Gene therapy of acute and chronic lung disease.
My laboratory efforts are directed towards original studies on the molecular and cellular biology of lung. To date, this work has focused primarily on the role of oxidants and nitric oxide in affecting pulmonary endothelial and vascular smooth muscle cell function. Isolated primary cell cultures, genetically modified murine models and somatic gene transfer to lung have been used as model systems to identify the role of partially reduced oxygen and nitrogen species in the response of the lung to stress and injury.

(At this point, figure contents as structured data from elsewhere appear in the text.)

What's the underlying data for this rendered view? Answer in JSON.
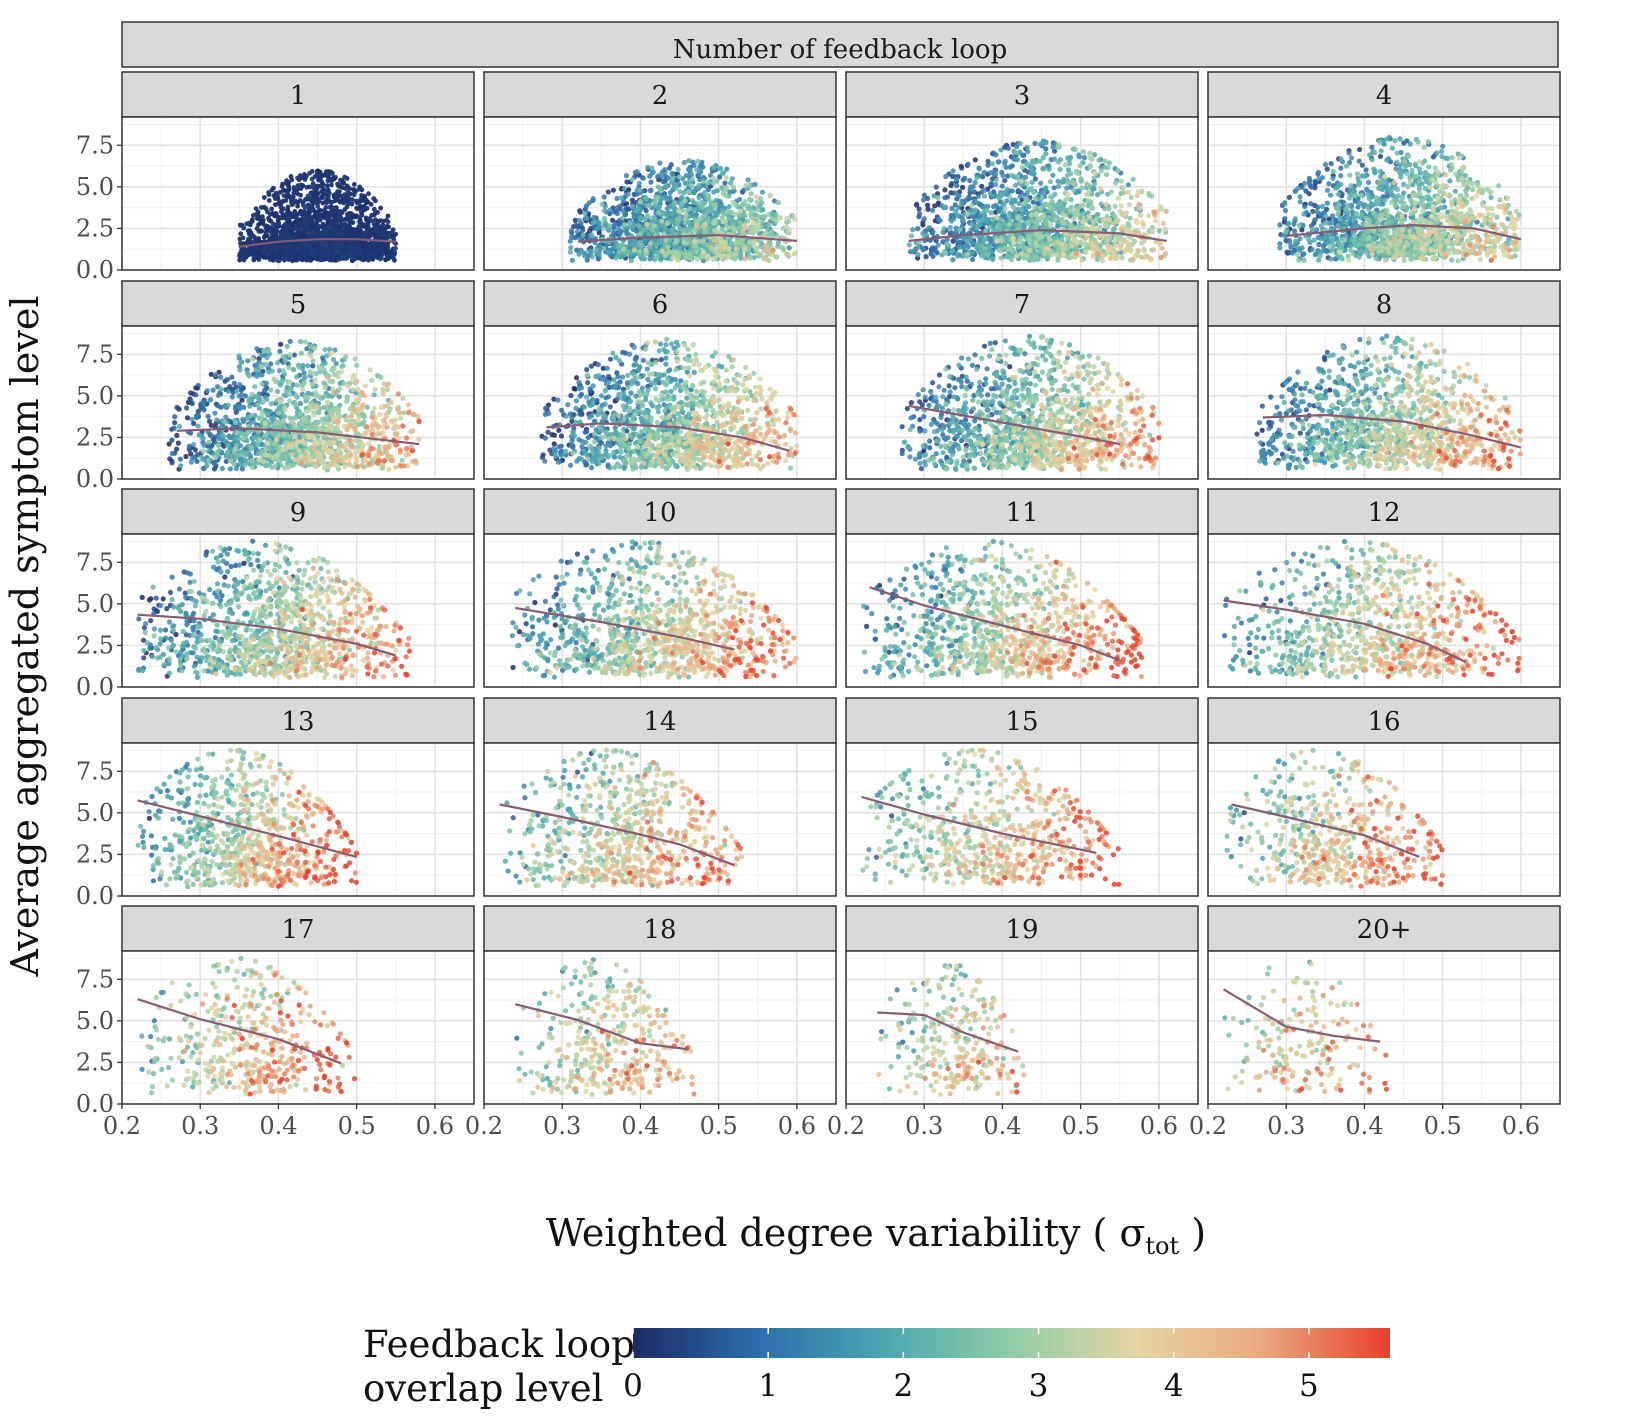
{
  "chart_data": {
    "type": "scatter",
    "facet_header": "Number of feedback loop",
    "xlabel": "Weighted degree variability (",
    "xlabel_symbol": "σ",
    "xlabel_subscript": "tot",
    "xlabel_close": ")",
    "ylabel": "Average aggregated symptom level",
    "xlim": [
      0.2,
      0.65
    ],
    "ylim": [
      0,
      9.2
    ],
    "x_ticks": [
      "0.2",
      "0.3",
      "0.4",
      "0.5",
      "0.6"
    ],
    "y_ticks": [
      "0.0",
      "2.5",
      "5.0",
      "7.5"
    ],
    "grid": true,
    "legend": {
      "title_line1": "Feedback loop",
      "title_line2": "overlap level",
      "position": "bottom",
      "range": [
        0,
        5.6
      ],
      "ticks": [
        "0",
        "1",
        "2",
        "3",
        "4",
        "5"
      ],
      "colors": [
        "#1c2a66",
        "#2c6fae",
        "#4ca7b0",
        "#8fcda6",
        "#e5d5a2",
        "#e9a77f",
        "#e8412a"
      ]
    },
    "loess_color": "#8b5a73",
    "panels": [
      {
        "label": "1",
        "x_range": [
          0.35,
          0.55
        ],
        "y_mid": 1.5,
        "y_top": 6.0,
        "mean_overlap": 0.0,
        "overlap_slope": 0,
        "trend": [
          [
            0.35,
            1.4
          ],
          [
            0.4,
            1.7
          ],
          [
            0.45,
            1.85
          ],
          [
            0.5,
            1.85
          ],
          [
            0.55,
            1.7
          ]
        ]
      },
      {
        "label": "2",
        "x_range": [
          0.31,
          0.6
        ],
        "y_mid": 2.5,
        "y_top": 6.6,
        "mean_overlap": 1.8,
        "overlap_slope": 2,
        "trend": [
          [
            0.32,
            1.7
          ],
          [
            0.4,
            1.95
          ],
          [
            0.5,
            2.1
          ],
          [
            0.6,
            1.75
          ]
        ]
      },
      {
        "label": "3",
        "x_range": [
          0.28,
          0.61
        ],
        "y_mid": 2.8,
        "y_top": 7.8,
        "mean_overlap": 2.0,
        "overlap_slope": 3,
        "trend": [
          [
            0.28,
            1.75
          ],
          [
            0.35,
            2.1
          ],
          [
            0.45,
            2.4
          ],
          [
            0.55,
            2.2
          ],
          [
            0.61,
            1.75
          ]
        ]
      },
      {
        "label": "4",
        "x_range": [
          0.29,
          0.6
        ],
        "y_mid": 3.0,
        "y_top": 8.0,
        "mean_overlap": 2.2,
        "overlap_slope": 3,
        "trend": [
          [
            0.3,
            2.05
          ],
          [
            0.4,
            2.5
          ],
          [
            0.46,
            2.7
          ],
          [
            0.54,
            2.5
          ],
          [
            0.6,
            1.85
          ]
        ]
      },
      {
        "label": "5",
        "x_range": [
          0.26,
          0.58
        ],
        "y_mid": 3.3,
        "y_top": 8.3,
        "mean_overlap": 2.3,
        "overlap_slope": 4,
        "trend": [
          [
            0.27,
            2.9
          ],
          [
            0.35,
            3.05
          ],
          [
            0.45,
            2.8
          ],
          [
            0.58,
            2.1
          ]
        ]
      },
      {
        "label": "6",
        "x_range": [
          0.27,
          0.6
        ],
        "y_mid": 3.4,
        "y_top": 8.4,
        "mean_overlap": 2.4,
        "overlap_slope": 4,
        "trend": [
          [
            0.28,
            3.1
          ],
          [
            0.35,
            3.35
          ],
          [
            0.45,
            3.1
          ],
          [
            0.53,
            2.5
          ],
          [
            0.59,
            1.7
          ]
        ]
      },
      {
        "label": "7",
        "x_range": [
          0.27,
          0.6
        ],
        "y_mid": 3.6,
        "y_top": 8.6,
        "mean_overlap": 2.6,
        "overlap_slope": 4,
        "trend": [
          [
            0.28,
            4.4
          ],
          [
            0.4,
            3.4
          ],
          [
            0.5,
            2.55
          ],
          [
            0.55,
            2.1
          ]
        ]
      },
      {
        "label": "8",
        "x_range": [
          0.26,
          0.6
        ],
        "y_mid": 3.7,
        "y_top": 8.6,
        "mean_overlap": 2.7,
        "overlap_slope": 4,
        "trend": [
          [
            0.27,
            3.7
          ],
          [
            0.35,
            3.85
          ],
          [
            0.45,
            3.45
          ],
          [
            0.53,
            2.7
          ],
          [
            0.6,
            1.9
          ]
        ]
      },
      {
        "label": "9",
        "x_range": [
          0.22,
          0.57
        ],
        "y_mid": 3.9,
        "y_top": 8.7,
        "mean_overlap": 2.8,
        "overlap_slope": 4,
        "trend": [
          [
            0.22,
            4.35
          ],
          [
            0.3,
            4.1
          ],
          [
            0.4,
            3.5
          ],
          [
            0.5,
            2.6
          ],
          [
            0.55,
            1.9
          ]
        ]
      },
      {
        "label": "10",
        "x_range": [
          0.23,
          0.6
        ],
        "y_mid": 4.0,
        "y_top": 8.7,
        "mean_overlap": 3.0,
        "overlap_slope": 4,
        "trend": [
          [
            0.24,
            4.75
          ],
          [
            0.35,
            3.9
          ],
          [
            0.45,
            3.0
          ],
          [
            0.52,
            2.25
          ]
        ]
      },
      {
        "label": "11",
        "x_range": [
          0.22,
          0.58
        ],
        "y_mid": 4.0,
        "y_top": 8.7,
        "mean_overlap": 3.1,
        "overlap_slope": 4,
        "trend": [
          [
            0.23,
            6.0
          ],
          [
            0.3,
            4.9
          ],
          [
            0.4,
            3.7
          ],
          [
            0.5,
            2.5
          ],
          [
            0.55,
            1.6
          ]
        ]
      },
      {
        "label": "12",
        "x_range": [
          0.22,
          0.6
        ],
        "y_mid": 4.1,
        "y_top": 8.7,
        "mean_overlap": 3.2,
        "overlap_slope": 4,
        "trend": [
          [
            0.22,
            5.2
          ],
          [
            0.3,
            4.65
          ],
          [
            0.4,
            3.8
          ],
          [
            0.48,
            2.6
          ],
          [
            0.53,
            1.5
          ]
        ]
      },
      {
        "label": "13",
        "x_range": [
          0.22,
          0.5
        ],
        "y_mid": 4.2,
        "y_top": 8.7,
        "mean_overlap": 3.3,
        "overlap_slope": 4,
        "trend": [
          [
            0.22,
            5.75
          ],
          [
            0.3,
            4.8
          ],
          [
            0.4,
            3.6
          ],
          [
            0.5,
            2.35
          ]
        ]
      },
      {
        "label": "14",
        "x_range": [
          0.22,
          0.53
        ],
        "y_mid": 4.3,
        "y_top": 8.7,
        "mean_overlap": 3.4,
        "overlap_slope": 3,
        "trend": [
          [
            0.22,
            5.5
          ],
          [
            0.3,
            4.75
          ],
          [
            0.4,
            3.7
          ],
          [
            0.45,
            3.1
          ],
          [
            0.52,
            1.85
          ]
        ]
      },
      {
        "label": "15",
        "x_range": [
          0.22,
          0.55
        ],
        "y_mid": 4.3,
        "y_top": 8.7,
        "mean_overlap": 3.5,
        "overlap_slope": 3,
        "trend": [
          [
            0.22,
            5.95
          ],
          [
            0.3,
            4.9
          ],
          [
            0.4,
            3.75
          ],
          [
            0.52,
            2.6
          ]
        ]
      },
      {
        "label": "16",
        "x_range": [
          0.22,
          0.5
        ],
        "y_mid": 4.3,
        "y_top": 8.7,
        "mean_overlap": 3.6,
        "overlap_slope": 3,
        "trend": [
          [
            0.23,
            5.5
          ],
          [
            0.3,
            4.75
          ],
          [
            0.4,
            3.65
          ],
          [
            0.47,
            2.35
          ]
        ]
      },
      {
        "label": "17",
        "x_range": [
          0.22,
          0.5
        ],
        "y_mid": 4.4,
        "y_top": 8.7,
        "mean_overlap": 3.7,
        "overlap_slope": 3,
        "trend": [
          [
            0.22,
            6.3
          ],
          [
            0.3,
            5.1
          ],
          [
            0.4,
            3.9
          ],
          [
            0.48,
            2.45
          ]
        ]
      },
      {
        "label": "18",
        "x_range": [
          0.24,
          0.47
        ],
        "y_mid": 4.4,
        "y_top": 8.6,
        "mean_overlap": 3.5,
        "overlap_slope": 2,
        "trend": [
          [
            0.24,
            6.0
          ],
          [
            0.32,
            5.05
          ],
          [
            0.4,
            3.65
          ],
          [
            0.46,
            3.3
          ]
        ]
      },
      {
        "label": "19",
        "x_range": [
          0.24,
          0.43
        ],
        "y_mid": 4.5,
        "y_top": 8.5,
        "mean_overlap": 3.3,
        "overlap_slope": 2,
        "trend": [
          [
            0.24,
            5.5
          ],
          [
            0.3,
            5.35
          ],
          [
            0.35,
            4.3
          ],
          [
            0.42,
            3.15
          ]
        ]
      },
      {
        "label": "20+",
        "x_range": [
          0.22,
          0.43
        ],
        "y_mid": 4.6,
        "y_top": 8.6,
        "mean_overlap": 3.8,
        "overlap_slope": 2,
        "trend": [
          [
            0.22,
            6.9
          ],
          [
            0.3,
            4.65
          ],
          [
            0.36,
            4.1
          ],
          [
            0.42,
            3.75
          ]
        ]
      }
    ]
  }
}
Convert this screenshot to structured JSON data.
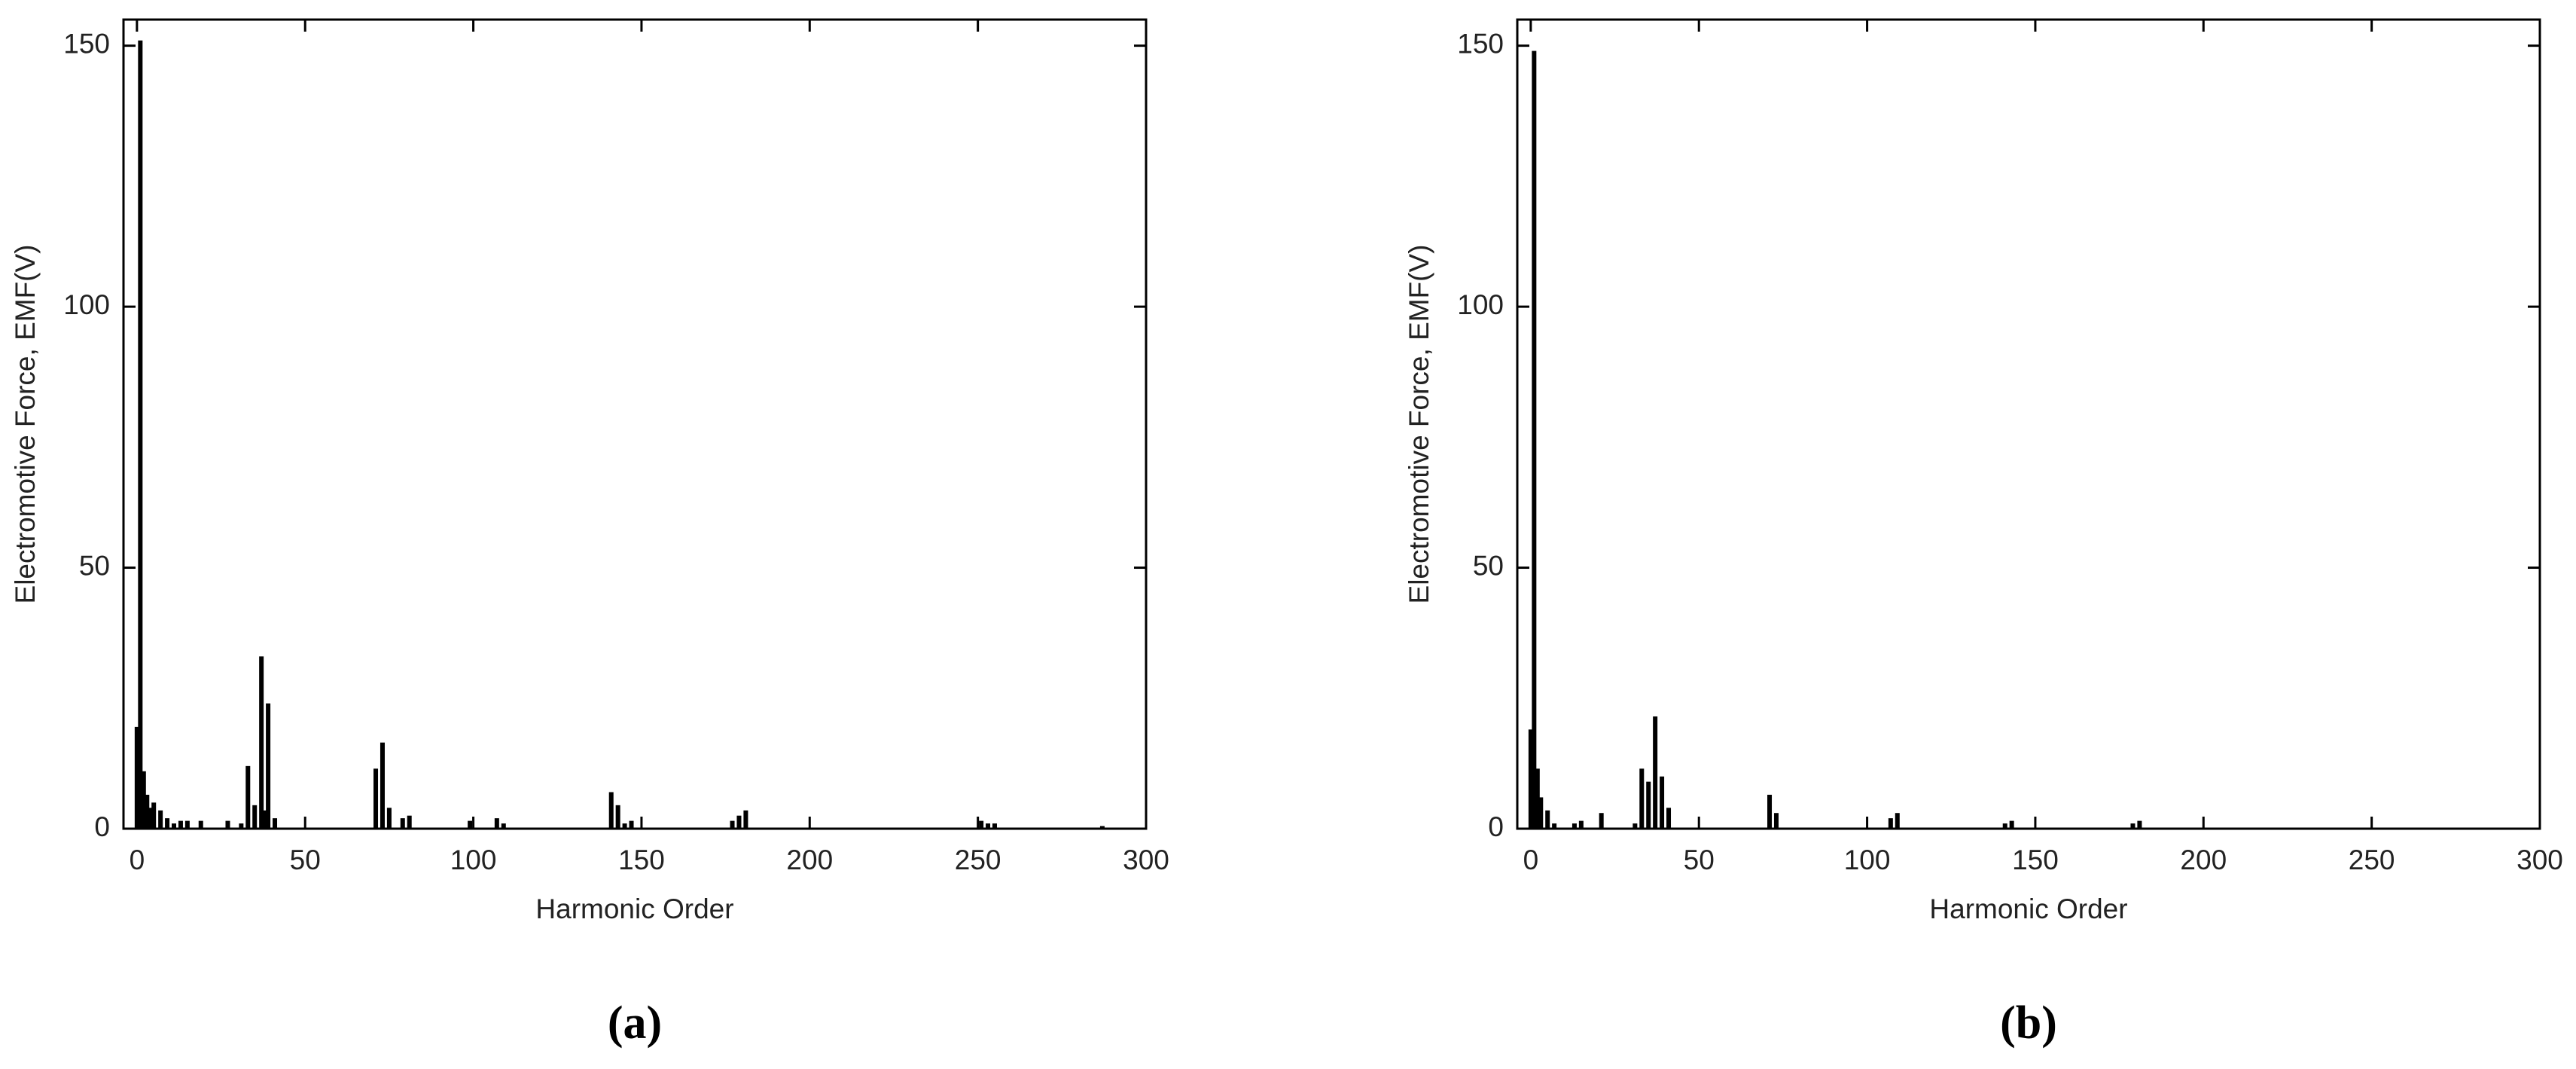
{
  "chart_data": [
    {
      "type": "bar",
      "xlabel": "Harmonic Order",
      "ylabel": "Electromotive Force, EMF(V)",
      "caption": "(a)",
      "color": "#000000",
      "x": [
        0,
        1,
        2,
        3,
        4,
        5,
        7,
        9,
        11,
        13,
        15,
        19,
        27,
        31,
        33,
        35,
        37,
        38,
        39,
        41,
        71,
        73,
        75,
        79,
        81,
        99,
        107,
        109,
        141,
        143,
        145,
        147,
        177,
        179,
        181,
        251,
        253,
        255,
        287
      ],
      "values": [
        19.5,
        151,
        11,
        6.5,
        4,
        5,
        3.5,
        2,
        1,
        1.5,
        1.5,
        1.5,
        1.5,
        1,
        12,
        4.5,
        33,
        3.5,
        24,
        2,
        11.5,
        16.5,
        4,
        2,
        2.5,
        1.5,
        2,
        1,
        7,
        4.5,
        1,
        1.5,
        1.5,
        2.5,
        3.5,
        1.5,
        1,
        1,
        0.5
      ],
      "xlim": [
        -4,
        300
      ],
      "ylim": [
        0,
        155
      ],
      "xticks": [
        0,
        50,
        100,
        150,
        200,
        250,
        300
      ],
      "yticks": [
        0,
        50,
        100,
        150
      ]
    },
    {
      "type": "bar",
      "xlabel": "Harmonic Order",
      "ylabel": "Electromotive Force, EMF(V)",
      "caption": "(b)",
      "color": "#000000",
      "x": [
        0,
        1,
        2,
        3,
        5,
        7,
        13,
        15,
        21,
        31,
        33,
        35,
        37,
        39,
        41,
        71,
        73,
        107,
        109,
        141,
        143,
        179,
        181
      ],
      "values": [
        19,
        149,
        11.5,
        6,
        3.5,
        1,
        1,
        1.5,
        3,
        1,
        11.5,
        9,
        21.5,
        10,
        4,
        6.5,
        3,
        2,
        3,
        1,
        1.5,
        1,
        1.5
      ],
      "xlim": [
        -4,
        300
      ],
      "ylim": [
        0,
        155
      ],
      "xticks": [
        0,
        50,
        100,
        150,
        200,
        250,
        300
      ],
      "yticks": [
        0,
        50,
        100,
        150
      ]
    }
  ]
}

Recent efforts have been directed towards understanding the role of S-nitrosylation of the metal binding intracellular protein, metallothoinein, on zinc homeostasis and endothelial cell function. These studies are aided by a number of microspectrofluorometric approaches including a green fluorescent protein modified chimera of metallothionein, suitable for fluorescence resonance energy transfer, as outlined in the schema below. This chimera contains an enhanced cyan fluorescent protein (ECYP) that serves as a donor for an enhanced yellow flourescence protein (EYFP) that are fused to the N- and C-termini respectively of human metallothionein Iia (hMTIIa). The result of these live cell fluorescence image studies has identified a unique role for metallothionein in NO mediated zinc release. NO mediated changes in labile zinc appear to be inhibitory in proapoptotic conditions in pulmonary endothelial cells contributing to the notion that S-nitrosylation of zinc sulfur clusters is an important component of NO signaling.
In collaboration with Song Li, M.D., in School of Pharmacy, non viral vectors capable of being targeted to pulmonary endothelium for somatic gene transfer of plasmid DNA or oligonucleotides are being developed. An example of transgene expression of the reporter molecule, beta galactosidase, in murine lung is shown in the figure below. Enhanced efficiency and greatly improved targeting to pulmonary endothelium has been accomplished by including an anti-PECAM antibody to the quaternary complex. This also results in minimizing toxicity and provides rational approach to pharmacogenetic therapy for pulmonary vascular disease such as pulmonary hypertension or acute lung injury.